# Jane Street Market Prediction - EDA
Here we take a first look at the data for the Jane Street Market Prediction competition. The aim of this notebook is not to make any conclusions but just present an overview of the data we have. This may then be helpful later on.

## 1. Import Modules and Data
Let's start by importing the modules and the data for this competition.

In [None]:
import numpy as np 
import pandas as pd 
import matplotlib.pyplot as plt
import seaborn as sns

# install datatable
!pip install datatable > /dev/null
import datatable as dt

Following the steps by [Carl McBride Ellis](https://www.kaggle.com/carlmcbrideellis/jane-street-eda-of-day-0-and-feature-importance) to load in the data faster...

In [None]:
# Load in the data using datatable for speed
train_data_datatable = dt.fread('../input/jane-street-market-prediction/train.csv')
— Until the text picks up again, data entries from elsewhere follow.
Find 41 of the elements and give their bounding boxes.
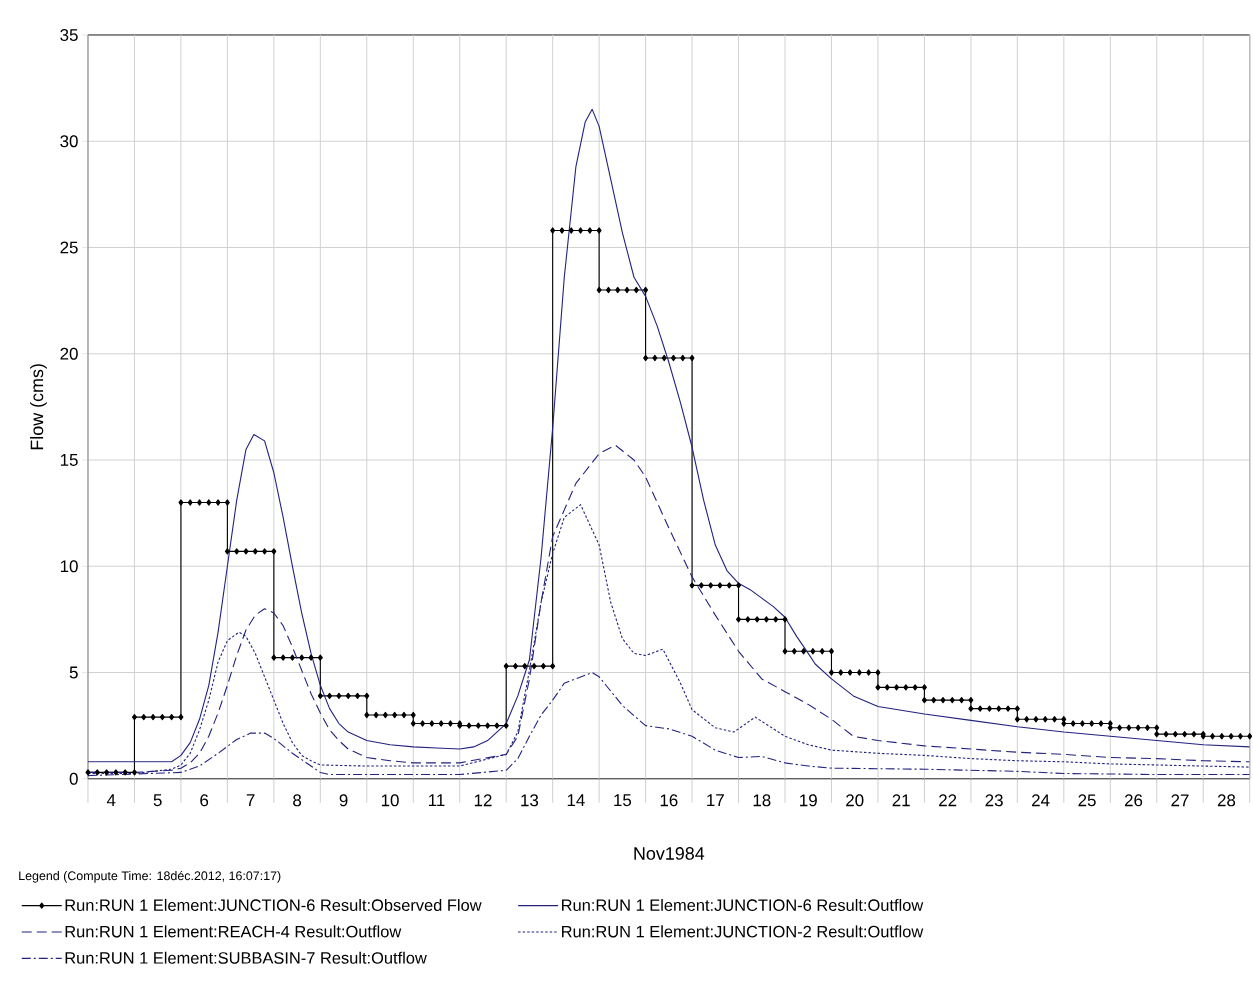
x-tick-label: 25 [1078, 794, 1096, 807]
x-axis-title: Nov1984 [634, 847, 705, 860]
x-tick-label: 6 [200, 794, 209, 807]
x-tick-label: 19 [800, 794, 817, 807]
y-tick-label: 0 [69, 772, 78, 785]
x-tick-label: 8 [293, 794, 302, 807]
y-axis-title: Flow (cms) [30, 364, 47, 450]
x-tick-label: 12 [474, 794, 492, 807]
legend-label: Run:RUN 1 Element:JUNCTION-2 Result:Outflow [562, 925, 924, 938]
x-tick-label: 23 [985, 794, 1003, 807]
x-tick-label: 17 [707, 794, 724, 807]
y-tick-label: 10 [60, 560, 78, 573]
y-tick-label: 15 [60, 454, 78, 467]
x-tick-label: 21 [892, 794, 910, 807]
x-tick-label: 26 [1124, 794, 1143, 807]
y-tick-label: 30 [60, 135, 78, 148]
y-tick-label: 35 [60, 29, 78, 42]
x-tick-label: 10 [381, 794, 399, 807]
x-tick-label: 27 [1171, 794, 1189, 807]
y-tick-label: 5 [69, 666, 78, 679]
legend-label: Run:RUN 1 Element:JUNCTION-6 Result:Observed Flow [65, 899, 482, 912]
x-tick-label: 14 [567, 794, 585, 807]
x-tick-label: 24 [1032, 794, 1050, 807]
x-tick-label: 4 [106, 794, 116, 807]
x-tick-label: 5 [153, 794, 162, 807]
legend-label: Run:RUN 1 Element:SUBBASIN-7 Result:Outflow [65, 951, 427, 964]
legend-title: Legend (Compute Time: 18déc.2012, 16:07:17) [19, 871, 281, 883]
x-tick-label: 7 [246, 794, 255, 807]
x-tick-label: 28 [1217, 794, 1236, 807]
x-tick-label: 22 [939, 794, 957, 807]
x-tick-label: 13 [521, 794, 539, 807]
y-tick-label: 25 [60, 241, 78, 254]
x-tick-label: 11 [429, 794, 445, 807]
legend-label: Run:RUN 1 Element:JUNCTION-6 Result:Outflow [562, 899, 924, 912]
y-tick-label: 20 [60, 347, 78, 360]
x-tick-label: 18 [753, 794, 771, 807]
x-tick-label: 15 [614, 794, 632, 807]
x-tick-label: 9 [339, 794, 348, 807]
x-tick-label: 16 [660, 794, 678, 807]
x-tick-label: 20 [846, 794, 864, 807]
legend-label: Run:RUN 1 Element:REACH-4 Result:Outflow [65, 925, 402, 938]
# Convert the datatable into a pandas dataframe
train_data = train_data_datatable.to_pandas()

We now have the training data. Let's take a look at the different features

In [None]:
print(train_data.keys())

# Weight Feature

In [None]:
# Find what proportion (%) of weights are zero
print(100*(train_data['weight'] == 0).astype(int).sum(axis=0)/len(train_data))

In [None]:
weights = train_data['weight'].values
non_zero_weights = weights[weights > 0.0]


fig, axs = plt.subplots(2,2, figsize=(15,10))
axs = axs.flatten()
axs[0].set_title('All Weights')
axs[0].hist(weights, bins=300, range=(0, 2))
axs[2].hist(weights, bins=300, range=(0, np.max(weights)))

axs[1].set_title('Non Zero Weights')
axs[1].hist(non_zero_weights, bins=300, range=(0, 2))
axs[3].hist(non_zero_weights, bins=300, range=(0, np.max(weights)))

axs[2].set_yscale('log')
axs[3].set_yscale('log')

## Resp Features

In [None]:
fig, axs = plt.subplots(3,2, figsize=(15,10))
axs = axs.flatten()
axs[0].hist(train_data['resp'], bins=300, range=(-0.1, 0.1), label='resp')
for i in range(1,5):
    axs[i].hist(train_data['resp_'+str(i)], bins=300, range=(-0.1, 0.1), label='resp_'+str(i))
fig.delaxes(axs[-1])
for i in axs:
    i.legend()

How are these resp features related to each other?

In [None]:
sns.pairplot(train_data[['resp', 'resp_1', 'resp_2', 'resp_3', 'resp_4']])


The feature resp seems the most correlated with resp_4. As resp is a measure of the return over a given period, it is likely that resp_4 is the most similar time period to resp.